Fragments of Neolithic era stone tools found at Palau Tekong and elsewhere (Chyan, 2009) show that Singapore has been a human habitation from prehistoric times. However the first mention of Singapore in historic records occurs in third century CE Chinese records which refer to Singapore as Pu-luo-chung which corresponds to Pulau Ujong (island at the end), the Malay name of the main island of Singapore (Oakley & Brown, 2009).

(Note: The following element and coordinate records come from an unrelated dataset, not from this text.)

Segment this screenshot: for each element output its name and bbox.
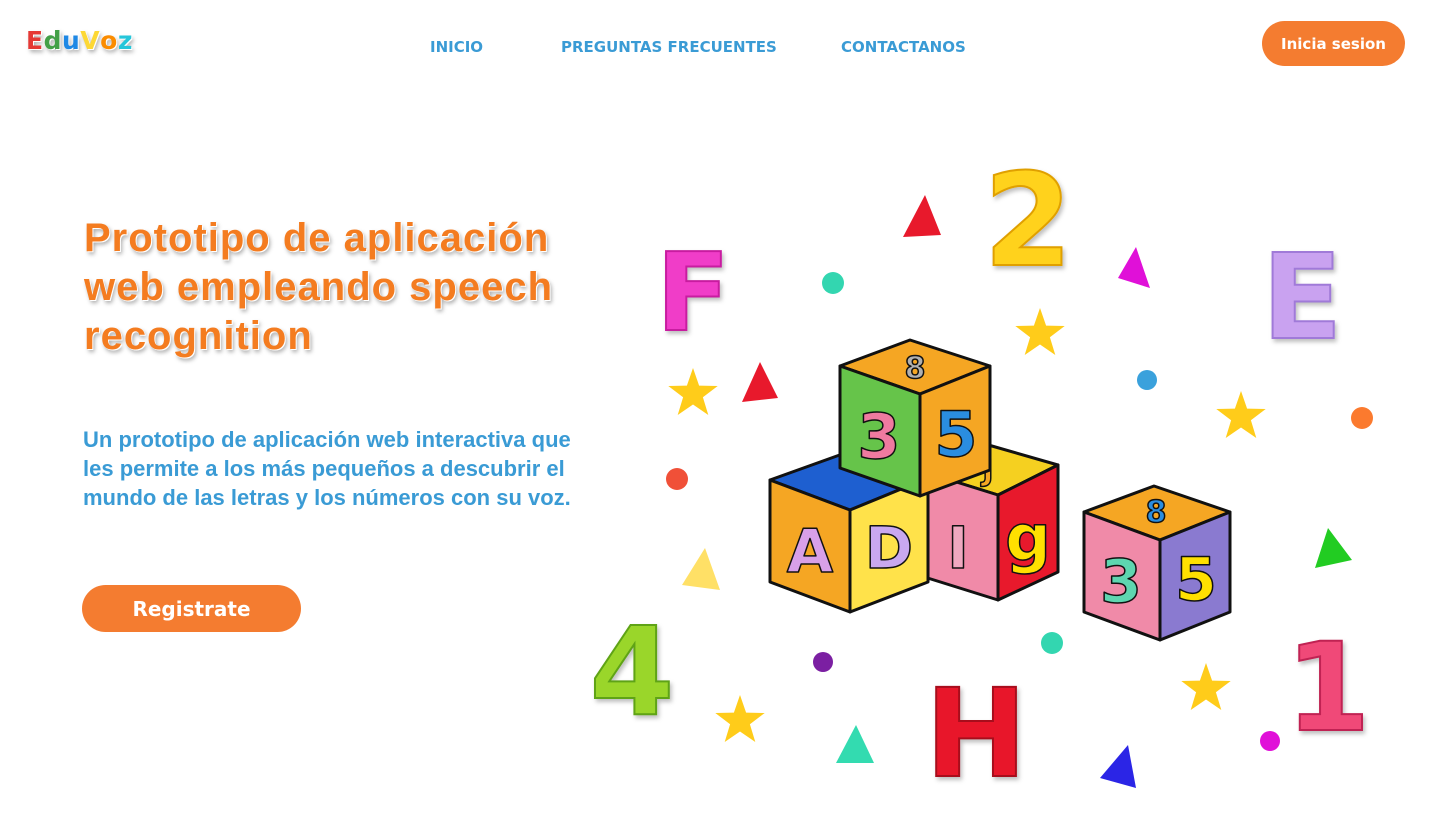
block-face-letter: I <box>947 514 969 582</box>
decor-triangle <box>682 548 720 590</box>
decor-dot <box>1041 632 1063 654</box>
block-face-number: 3 <box>857 400 900 473</box>
floating-letter-e: E <box>1262 228 1343 366</box>
alphabet-block: 8 3 5 <box>838 338 992 498</box>
floating-number-2: 2 <box>983 147 1072 296</box>
alphabet-block: 8 3 5 <box>1082 484 1232 642</box>
decor-star <box>668 368 718 415</box>
decor-triangle <box>836 725 874 763</box>
decor-triangle <box>1118 247 1150 288</box>
nav-link-inicio[interactable]: INICIO <box>430 38 483 56</box>
decor-dot <box>1260 731 1280 751</box>
main-nav: INICIO PREGUNTAS FRECUENTES CONTACTANOS <box>0 38 1440 58</box>
block-face-letter: g <box>1005 502 1051 576</box>
floating-number-1: 1 <box>1286 617 1371 759</box>
decor-triangle <box>742 362 778 402</box>
block-face-number: 5 <box>1175 545 1217 615</box>
decor-star <box>715 695 765 742</box>
hero-description: Un prototipo de aplicación web interacti… <box>83 427 571 510</box>
floating-letter-h: H <box>925 663 1027 800</box>
login-button[interactable]: Inicia sesion <box>1262 21 1405 66</box>
register-button[interactable]: Registrate <box>82 585 301 632</box>
decor-dot <box>1351 407 1373 429</box>
decor-triangle <box>1315 528 1352 568</box>
block-face-number: 5 <box>934 398 977 471</box>
floating-letter-f: F <box>656 231 730 356</box>
decor-dot <box>813 652 833 672</box>
decor-dot <box>1137 370 1157 390</box>
decor-star <box>1015 308 1065 355</box>
block-face-letter: A <box>787 517 834 587</box>
decor-star <box>1181 663 1231 710</box>
block-face-letter: D <box>865 514 913 582</box>
block-face-number: 3 <box>1100 547 1142 617</box>
decor-triangle <box>903 195 941 237</box>
hero-title: Prototipo de aplicación web empleando sp… <box>84 216 554 358</box>
kids-blocks-illustration: F 2 E 4 H 1 J I g A D 8 3 5 <box>589 146 1373 800</box>
floating-number-4: 4 <box>590 601 675 743</box>
decor-dot <box>666 468 688 490</box>
decor-star <box>1216 391 1266 438</box>
block-face-number: 8 <box>1146 495 1167 530</box>
nav-link-preguntas-frecuentes[interactable]: PREGUNTAS FRECUENTES <box>561 38 777 56</box>
decor-dot <box>822 272 844 294</box>
decor-triangle <box>1100 745 1136 788</box>
alphabet-blocks: J I g A D 8 3 5 8 3 5 <box>768 338 1232 642</box>
nav-link-contactanos[interactable]: CONTACTANOS <box>841 38 966 56</box>
block-face-number: 8 <box>905 351 926 386</box>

From the seventh to thirteenth centuries CE, a city called Temasek prospered at the site of the present day Singapore. Temasek was a part of the Buddhist Srivijayan Empire that had its capital in Palembang on the island of Sumatra. During the Srivijayan era, the city was coveted by many different rulers and was sometimes threatened with siege or occupied by foreign forces. Evidences of city walls and a moat live to this day. In the eleventh century CE, a Hindu king, Raja Cholan managed to briefly occupy Temasek but it was eventually restored to Srivijayan rule (Schelander, 1998).

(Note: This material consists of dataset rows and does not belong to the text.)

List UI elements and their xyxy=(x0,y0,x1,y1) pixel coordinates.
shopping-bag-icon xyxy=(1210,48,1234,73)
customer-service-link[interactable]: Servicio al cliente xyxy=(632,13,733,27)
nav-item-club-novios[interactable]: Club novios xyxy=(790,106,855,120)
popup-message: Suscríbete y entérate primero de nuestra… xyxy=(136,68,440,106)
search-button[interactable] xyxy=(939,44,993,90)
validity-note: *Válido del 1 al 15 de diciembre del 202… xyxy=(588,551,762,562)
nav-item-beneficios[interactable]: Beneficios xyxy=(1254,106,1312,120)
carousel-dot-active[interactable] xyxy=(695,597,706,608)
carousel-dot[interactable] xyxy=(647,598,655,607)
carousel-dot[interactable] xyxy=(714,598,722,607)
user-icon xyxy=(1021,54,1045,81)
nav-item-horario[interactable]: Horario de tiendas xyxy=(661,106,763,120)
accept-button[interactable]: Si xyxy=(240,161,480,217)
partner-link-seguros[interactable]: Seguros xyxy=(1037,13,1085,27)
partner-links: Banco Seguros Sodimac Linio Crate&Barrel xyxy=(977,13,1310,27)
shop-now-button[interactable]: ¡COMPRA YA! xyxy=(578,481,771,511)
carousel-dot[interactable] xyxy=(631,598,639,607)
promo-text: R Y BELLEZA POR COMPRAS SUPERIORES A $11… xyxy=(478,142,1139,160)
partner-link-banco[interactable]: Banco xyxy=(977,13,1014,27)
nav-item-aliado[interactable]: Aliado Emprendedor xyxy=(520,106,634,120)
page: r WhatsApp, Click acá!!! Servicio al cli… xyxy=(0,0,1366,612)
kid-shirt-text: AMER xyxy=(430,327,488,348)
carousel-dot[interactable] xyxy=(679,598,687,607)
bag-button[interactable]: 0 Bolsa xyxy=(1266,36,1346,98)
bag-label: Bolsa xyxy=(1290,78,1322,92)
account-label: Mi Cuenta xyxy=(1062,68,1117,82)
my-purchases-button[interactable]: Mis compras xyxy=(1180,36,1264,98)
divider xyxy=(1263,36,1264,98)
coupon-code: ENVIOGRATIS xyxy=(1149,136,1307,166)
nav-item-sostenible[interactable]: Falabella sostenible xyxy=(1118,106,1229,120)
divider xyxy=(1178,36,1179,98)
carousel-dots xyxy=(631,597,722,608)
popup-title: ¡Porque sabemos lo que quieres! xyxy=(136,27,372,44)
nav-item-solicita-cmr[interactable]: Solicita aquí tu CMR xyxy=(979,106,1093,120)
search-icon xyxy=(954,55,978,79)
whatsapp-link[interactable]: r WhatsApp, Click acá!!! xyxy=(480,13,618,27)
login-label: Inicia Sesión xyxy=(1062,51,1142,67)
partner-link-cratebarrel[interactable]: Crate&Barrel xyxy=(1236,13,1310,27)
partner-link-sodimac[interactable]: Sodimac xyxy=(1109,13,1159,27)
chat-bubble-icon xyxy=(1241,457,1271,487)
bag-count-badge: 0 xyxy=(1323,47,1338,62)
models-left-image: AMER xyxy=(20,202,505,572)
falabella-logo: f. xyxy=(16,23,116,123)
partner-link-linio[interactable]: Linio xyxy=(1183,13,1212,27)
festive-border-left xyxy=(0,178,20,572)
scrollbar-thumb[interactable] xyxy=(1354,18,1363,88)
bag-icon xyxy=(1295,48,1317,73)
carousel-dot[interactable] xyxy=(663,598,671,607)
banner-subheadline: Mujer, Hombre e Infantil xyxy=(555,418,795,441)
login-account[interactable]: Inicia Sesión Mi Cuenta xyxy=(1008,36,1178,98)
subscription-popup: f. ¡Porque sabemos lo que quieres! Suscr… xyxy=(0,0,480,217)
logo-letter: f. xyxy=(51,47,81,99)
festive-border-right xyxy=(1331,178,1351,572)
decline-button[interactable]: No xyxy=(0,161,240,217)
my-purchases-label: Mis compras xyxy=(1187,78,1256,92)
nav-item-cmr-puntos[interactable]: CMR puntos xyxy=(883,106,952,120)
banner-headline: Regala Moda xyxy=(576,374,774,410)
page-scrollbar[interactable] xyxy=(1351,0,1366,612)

With the decline of the Srivijaya, Temasek was taken over by the Thai Kingdom that then lost it to the forces of the Javanese Majapahit Empire. By this time the city was being called Singapur which is Sanskrit for ‘Lion Land (Schelander, 1998)’.

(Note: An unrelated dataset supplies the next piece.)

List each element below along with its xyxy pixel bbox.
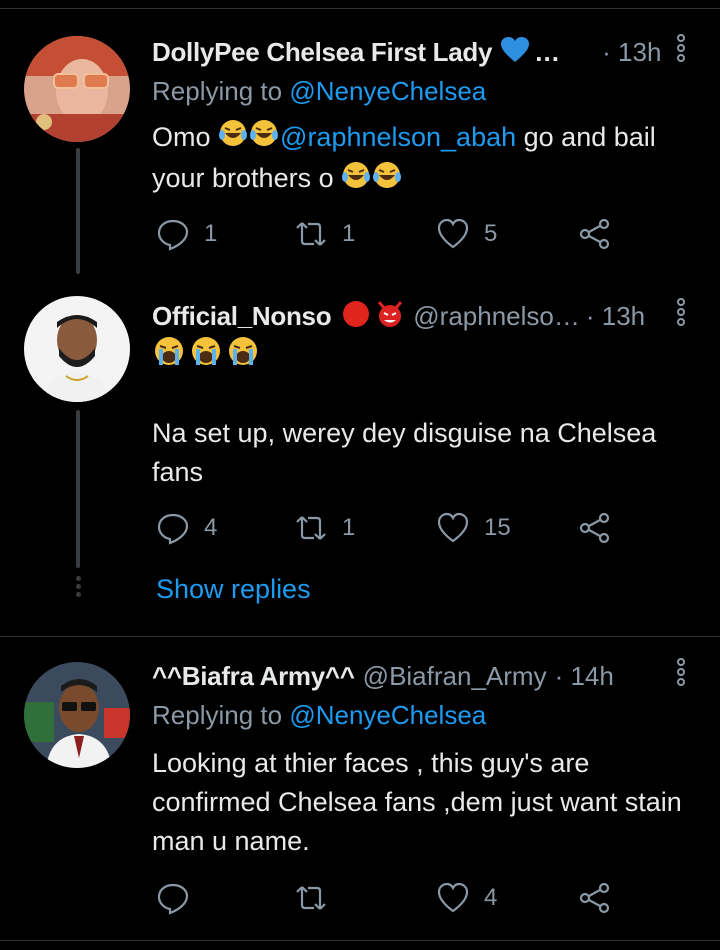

In the sixteenth century CE, Singapore was annexed by the Sultanate of Malacca and but gradually lost its importance to the new rulers and dwindled in size, as a result when the British lieutenant governor of Bencoolen, Thomas Raffles arrived to set up a trading station in 1819, Singapore was more of a fishing village than a city (Schelander, 1998).
The British East India Company had arrived in India under the guise of trade in the seventeenth century and by the nineteenth century were the major power in the region, controlling much of India. Their main competitors were the Dutch who had gained control of what is today Indonesia. Both colonial powers fought hard to get a competitive advantage against each other. The Straits of Malacca provided an essential passageway for trade between China and India and East Asia. Both colonial powers sought to control the straits and restrict the flow of trade for their competitor (Schelander, 1998).